English, the Universal Language

Note: This story is “historical fiction”. It’s based on two articles from the Chicago Tribune, August 2nd and 4th, 1994, that somehow affected me. I filled in the blanks and made them into a story. There’s no claim that any of this is what actually happened, outside of what was reported. And the names have been altered.

Dark, drizzly, after-midnight, post-thunderstorm Monday evening. Muhammad had just dropped his fare off near the Hilton at O’Hare Airport. The streetlights glistened up off the wet pavement as he traveled the airport access road, heading back east to downtown Chicago. It’s very unusual for pedestrians to walk on that road, especially in the middle of the night, so Muhammad was surprised when he rounded the curve near Mannheim and was hailed by a dark-haired young woman along the freeway.

“Arlington Park in Chicago”, she instructed, in a heavy Spanish accent.

Muhammad had been living in Chicago and working at Blue Ribbon Taxi long enough to know that Arlington Park Racetrack was not in Chicago, but in Arlington Heights. The exact opposite direction.

Muhammad radioed his dispatcher to confirm the shortest route to Arlington Park from his current location on the northwest side of Chicago, and then drove. Airport access to the 294, quick turn to the Northwest Tollway, out to Route 53, and then north, up to Euclid, and you’re there.

Except one problem. His passenger did NOT agree. As soon as she realized he was not going downtown, she became excited. She insisted the park was the other direction, toward Chicago.

“Downtown! We must go downtown!”

Muhammad knew what he was doing, and where he was going. Yet the young woman’s insistence bothered him. She gave him the impression she knew of what she spoke. At the Devon/Rosemont toll plaza on the Northwest Tollway Muhammad pulled over, and sought out a Spanish speaking toll booth attendant.

“She wants to go to Arlington Park, but she keeps telling me it’s in Chicago!”, he said, exasperated.

The toll booth attendant understood. The young woman was confused. The toll booth attendant explained to her, in Spanish, that Muhammad was indeed headed the right direction for Arlington Park, and that seemed to be the end of it. The young woman calmed down and climbed back into the cab, and Muhammad continued west.

The calm was short-lived, as she became agitated again almost as soon as they started to roll. Two miles later, near the McDonald’s family oasis that straddles the tollway, she freaked.

“Stop the cab! Stop the cab!”

Muhammed complied, and pulled over to the right. Hell, he’d had enough. Before the cab had even come to a complete stop she had the passenger door on his side open and was getting out of the car. She lost her footing getting out of the still moving cab, and tumbled out on the pavement, getting a few bumps and scrapes in the process.

“Miss, you okay?”

She didn’t answer. She stood up from her tumble and looked at Muhammed for a moment, a wild fear in her eyes, and then turned and rushed across the tollway toward the southbound lanes, away from him.

Three cars struck her, travelling the normal 70-75 or whatever speed people usually speed on the Northwest Tollway late on a Monday night. She was dead before she hit the ground.
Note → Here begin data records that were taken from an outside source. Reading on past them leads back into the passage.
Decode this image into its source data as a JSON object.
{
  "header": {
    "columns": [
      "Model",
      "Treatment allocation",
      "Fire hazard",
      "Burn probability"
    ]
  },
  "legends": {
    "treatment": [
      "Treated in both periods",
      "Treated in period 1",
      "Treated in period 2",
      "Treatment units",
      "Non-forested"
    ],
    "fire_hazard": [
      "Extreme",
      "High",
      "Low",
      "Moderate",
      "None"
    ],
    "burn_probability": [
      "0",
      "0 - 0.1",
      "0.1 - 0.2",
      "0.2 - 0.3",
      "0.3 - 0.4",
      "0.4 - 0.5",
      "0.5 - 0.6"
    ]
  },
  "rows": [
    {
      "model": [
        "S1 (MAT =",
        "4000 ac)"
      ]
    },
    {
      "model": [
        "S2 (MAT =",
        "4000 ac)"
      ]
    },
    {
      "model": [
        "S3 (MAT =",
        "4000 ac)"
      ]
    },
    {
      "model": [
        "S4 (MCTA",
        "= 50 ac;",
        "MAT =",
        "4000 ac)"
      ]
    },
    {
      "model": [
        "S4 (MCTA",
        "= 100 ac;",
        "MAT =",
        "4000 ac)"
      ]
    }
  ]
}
The drivers of the three cars, shocked, pulled over, and waited along with Muhammad until the highway patrol arrived. In the cold and the drizzle they fished her ID out of her pockets.

Green card. Ana F., nineteen years old. Employee at Sportman’s Park in Chicago, a harness racing park this time of year, back south, the direction where she knew she should be headed. Going to work at a horse racing track in a rough part of Chicago, probably for a pittance, in the middle of the night.

The police theorized she’d gotten out of the car because she was afraid Muhammad was intentionally driving her the wrong direction.

But Muhammad knew he was taking her the right way. What does “horse racing park” or “harness racing park” sound like, in a Hispanic accent, to ears from the subcontinent, I wonder? Did she think of all racetracks as “Arlington Parks”, and the two of them just couldn’t find enough common English to figure it out?

The newspaper stories really don’t say more. Tragic accident. Just the facts. Family, husband, children, relatives in Mexico, friends who loved her?

Ana F., nineteen years young. Heading to work in the middle of the night for $5 per hotwalk racetrack wages, maybe.